Pesquisadores do Brasil participam ativamente das missões da NASA, estudando Marte, vulcões nas luas de Saturno e o funcionamento de 'mini-cérebros' na Estação Espacial. Esses cientistas contribuem significativamente para as pesquisas espaciais da agência espacial americana.
Pesquisas em Neurobiologia
A bióloga de Brasília, Alina Martins, começou a se interessar pelo espaço por volta dos 14 anos após assistir ao filme 'Blade Runner' (1982). As últimas palavras do androide Roy Batty chamaram sua atenção. Esse interesse a levou à codireção de um laboratório que realiza pesquisas avançadas para a NASA.
Martins iniciou suas pesquisas espaciais em 2022, conhecendo Allison Muotri, neurobiólogo de San Diego. Eles colaboraram com o químico John Yates do The Scripps Research Institute. O trabalho conjunto incluiu a análise de amostras de material celular enviadas para a Estação Espacial Internacional (ISS). A pesquisa investigou como o ambiente espacial afeta partes dormentes do DNA, potencialmente acelerando o envelhecimento das células neuronais dos astronautas.
Objetivos dos Experimentos Espaciais
Allison Muotri enfatiza que o objetivo de todos os seus experimentos espaciais é entender o impacto do espaço no cérebro humano e aplicar esse conhecimento para tratar doenças neurológicas na Terra. Entre os projetos, eles estudam mecanismos de envelhecimento acelerado, formas de proteção contra radiação, busca por neuroprotetores, desenvolvimento de novos materiais para interfaces cérebro-máquina, além de modelar condições como Alzheimer, autismo, Parkinson e demência.

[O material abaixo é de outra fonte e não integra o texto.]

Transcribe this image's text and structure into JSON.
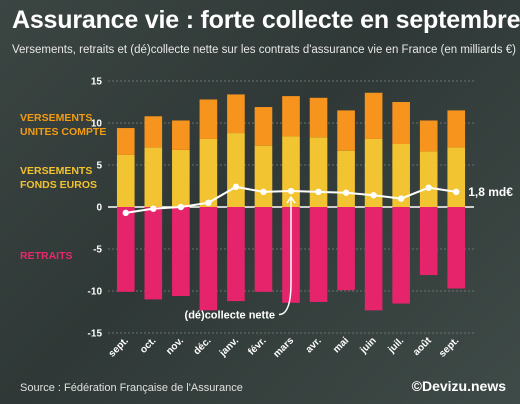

Em 2024, Alina Martins tornou-se codiretora do laboratório da Universidade da Califórnia em San Diego (UCSD) junto com Muotri. O laboratório foi nomeado 'Orion', um nome pessoal para ela. Martins, de 49 anos, é responsável pelas tecnologias de experimentos a bordo e pela análise dos mini-cérebros retornados da ISS, observando que os americanos veem os brasileiros como uma 'especia' ausente nas pesquisas.
Equipe e Conquistas Científicas
Na equipe de dez cientistas que trabalham em projetos espaciais, nove nasceram no Brasil. Luiza Coelho, bióloga de Florianópolis, de 27 anos, é uma das jovens membros da equipe. Ela se juntou ao projeto há sete anos durante seus estudos de mestrado na UCSD. Coelho começou a trabalhar com Muotri depois de vê-lo em um telejornal sobre seu trabalho simulando características de neandertais em organoides, que ele chama de 'mini-cérebros'. Hoje, ela é especialista de missão focada no estudo dos sistemas imunológicos do cérebro.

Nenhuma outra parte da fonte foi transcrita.